III: Vibration Analysis
After applying electromagnetic force, this senior engineer obtained vibration data from the casing, thin end cover, and thick end cover through vibration analysis. He found that both the thin and thick end covers had large amplitudes near their first natural frequencies. He determined that these were the main vibrating components causing the abnormal noise at 400 rpm.
IV: Noise Prediction Analysis
By comparing noise simulation calculations and noise spectrum analysis from black-box testing, it was found that both have a common feature: the 580Hz and 1440Hz accessories have strong vibration spectra, which happen to be the resonant frequencies of the end caps. This further verifies that the resonance of the front and rear end caps is the cause of the abnormal noise.
Finally, based on the waterfall plots drawn during the white-box and black-box testing phases, it was found that the 3rd and 8th order force waves coincided with the natural frequencies of the two end caps at 400 rpm. The 3rd order force wave was determined to be caused by the 3rd order tooth harmonic, which revealed the root cause of the problem.
Final Improvement Plan
To optimize noise, vibration must be optimized first. Based on the formula for calculating vibration amplitude, vibration amplitude can be suppressed by reducing the excitation force, increasing the end cap mass, and increasing damping. Ultimately, this researcher chose to increase damping, reducing the overall noise by 9.72 dB.
in conclusion
In summary, the white-box and black-box approach is actually a combination of theoretical analysis, operational testing, and model simulation.

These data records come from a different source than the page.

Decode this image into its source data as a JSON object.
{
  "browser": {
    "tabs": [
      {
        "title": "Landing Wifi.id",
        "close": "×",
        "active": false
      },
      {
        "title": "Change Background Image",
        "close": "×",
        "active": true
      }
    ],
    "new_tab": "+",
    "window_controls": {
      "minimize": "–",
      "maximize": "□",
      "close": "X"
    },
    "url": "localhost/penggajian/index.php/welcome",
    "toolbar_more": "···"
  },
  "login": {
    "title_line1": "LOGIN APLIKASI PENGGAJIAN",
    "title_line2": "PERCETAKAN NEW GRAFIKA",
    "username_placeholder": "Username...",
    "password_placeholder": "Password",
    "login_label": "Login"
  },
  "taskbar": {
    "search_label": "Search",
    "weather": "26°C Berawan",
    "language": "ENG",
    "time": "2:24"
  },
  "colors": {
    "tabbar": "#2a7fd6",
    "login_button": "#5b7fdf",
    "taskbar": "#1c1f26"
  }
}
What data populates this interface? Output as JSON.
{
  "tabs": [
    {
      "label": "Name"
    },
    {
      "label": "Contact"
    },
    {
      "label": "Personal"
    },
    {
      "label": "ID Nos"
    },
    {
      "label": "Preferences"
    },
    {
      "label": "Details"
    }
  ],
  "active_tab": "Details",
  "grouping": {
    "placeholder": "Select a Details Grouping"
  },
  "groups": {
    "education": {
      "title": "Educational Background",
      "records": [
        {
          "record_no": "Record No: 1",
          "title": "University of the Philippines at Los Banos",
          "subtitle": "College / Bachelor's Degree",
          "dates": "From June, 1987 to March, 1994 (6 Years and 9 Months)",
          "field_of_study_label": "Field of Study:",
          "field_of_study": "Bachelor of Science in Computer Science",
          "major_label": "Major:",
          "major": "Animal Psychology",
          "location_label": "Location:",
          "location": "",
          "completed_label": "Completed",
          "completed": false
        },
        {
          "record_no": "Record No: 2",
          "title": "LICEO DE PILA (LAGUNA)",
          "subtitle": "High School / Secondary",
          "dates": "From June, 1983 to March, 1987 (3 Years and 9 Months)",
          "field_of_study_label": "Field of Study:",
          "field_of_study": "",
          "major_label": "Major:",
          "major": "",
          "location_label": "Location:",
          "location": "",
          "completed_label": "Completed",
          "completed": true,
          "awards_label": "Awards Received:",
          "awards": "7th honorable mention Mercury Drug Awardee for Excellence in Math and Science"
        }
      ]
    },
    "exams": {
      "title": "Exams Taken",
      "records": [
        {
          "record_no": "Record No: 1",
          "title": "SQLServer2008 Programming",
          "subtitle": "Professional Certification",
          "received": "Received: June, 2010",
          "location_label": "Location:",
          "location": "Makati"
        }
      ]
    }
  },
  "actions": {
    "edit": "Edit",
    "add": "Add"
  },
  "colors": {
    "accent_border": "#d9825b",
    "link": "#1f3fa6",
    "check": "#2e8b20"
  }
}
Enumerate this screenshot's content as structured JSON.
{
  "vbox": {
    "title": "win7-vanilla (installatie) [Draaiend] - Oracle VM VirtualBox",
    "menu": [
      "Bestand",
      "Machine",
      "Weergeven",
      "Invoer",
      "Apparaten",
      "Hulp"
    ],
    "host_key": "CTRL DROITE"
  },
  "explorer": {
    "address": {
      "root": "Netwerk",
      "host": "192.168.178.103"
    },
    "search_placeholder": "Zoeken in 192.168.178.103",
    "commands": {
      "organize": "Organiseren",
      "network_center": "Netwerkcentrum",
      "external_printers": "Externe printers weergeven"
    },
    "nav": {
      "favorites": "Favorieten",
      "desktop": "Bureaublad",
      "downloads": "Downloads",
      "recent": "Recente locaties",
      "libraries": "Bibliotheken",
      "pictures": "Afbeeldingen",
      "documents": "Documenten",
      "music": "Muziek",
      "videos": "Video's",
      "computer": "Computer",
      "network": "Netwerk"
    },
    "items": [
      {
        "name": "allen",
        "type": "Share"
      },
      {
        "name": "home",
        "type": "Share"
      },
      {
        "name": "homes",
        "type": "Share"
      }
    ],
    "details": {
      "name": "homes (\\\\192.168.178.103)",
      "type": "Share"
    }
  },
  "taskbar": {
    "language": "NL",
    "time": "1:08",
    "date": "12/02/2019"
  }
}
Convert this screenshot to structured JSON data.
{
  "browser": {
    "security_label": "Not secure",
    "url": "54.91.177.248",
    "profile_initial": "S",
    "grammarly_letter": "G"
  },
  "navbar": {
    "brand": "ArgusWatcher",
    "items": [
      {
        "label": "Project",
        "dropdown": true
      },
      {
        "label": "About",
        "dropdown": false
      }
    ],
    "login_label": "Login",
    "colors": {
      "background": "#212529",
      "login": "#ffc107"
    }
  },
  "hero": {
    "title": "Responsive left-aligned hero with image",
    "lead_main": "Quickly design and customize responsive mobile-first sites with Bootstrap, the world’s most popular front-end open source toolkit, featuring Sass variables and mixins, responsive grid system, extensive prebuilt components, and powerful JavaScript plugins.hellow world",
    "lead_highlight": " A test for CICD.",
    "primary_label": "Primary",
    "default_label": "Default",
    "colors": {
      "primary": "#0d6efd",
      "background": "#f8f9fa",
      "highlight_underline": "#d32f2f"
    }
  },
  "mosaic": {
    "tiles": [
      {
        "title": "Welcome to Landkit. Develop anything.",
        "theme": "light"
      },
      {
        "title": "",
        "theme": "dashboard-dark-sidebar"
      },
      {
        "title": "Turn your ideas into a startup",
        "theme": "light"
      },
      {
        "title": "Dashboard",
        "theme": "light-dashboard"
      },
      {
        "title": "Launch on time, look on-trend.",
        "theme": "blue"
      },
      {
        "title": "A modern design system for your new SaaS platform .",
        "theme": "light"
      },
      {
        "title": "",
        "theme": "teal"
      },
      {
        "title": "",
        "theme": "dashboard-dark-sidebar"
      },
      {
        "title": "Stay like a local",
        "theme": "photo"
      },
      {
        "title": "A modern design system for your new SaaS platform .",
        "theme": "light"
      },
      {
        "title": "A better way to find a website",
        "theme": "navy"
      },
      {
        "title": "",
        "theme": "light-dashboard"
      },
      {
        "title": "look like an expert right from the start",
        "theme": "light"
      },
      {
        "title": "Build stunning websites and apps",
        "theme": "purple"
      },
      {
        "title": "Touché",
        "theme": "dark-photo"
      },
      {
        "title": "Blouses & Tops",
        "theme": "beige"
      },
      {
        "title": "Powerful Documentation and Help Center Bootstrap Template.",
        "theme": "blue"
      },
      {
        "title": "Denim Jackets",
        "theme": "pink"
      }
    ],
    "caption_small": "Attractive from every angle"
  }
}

Through white-box analysis, we gained an understanding of the motor's design level and characteristics, and had a qualitative grasp of the potential harmonics that could cause noise in the motor.
Through black-box testing, we gained a complete understanding of the noise characteristics of the motor under different operating conditions, and were able to pinpoint those particularly abnormal operating conditions.
Through model simulation, we can accurately predict the vibration response and noise characteristics of various parts of the motor, and identify which electromagnetic forces cause these abnormal vibrations. This allows us to pinpoint the optimization target and provide the optimal optimization strategy.
The techniques are easy to learn, but the inner strength is hard to cultivate. Without a thorough grasp of the theory and a solid foundation, it's all just fancy footwork. Therefore, after broadening our horizons, we still need to calm down, apply and refine our skills in our work, and truly internalize them.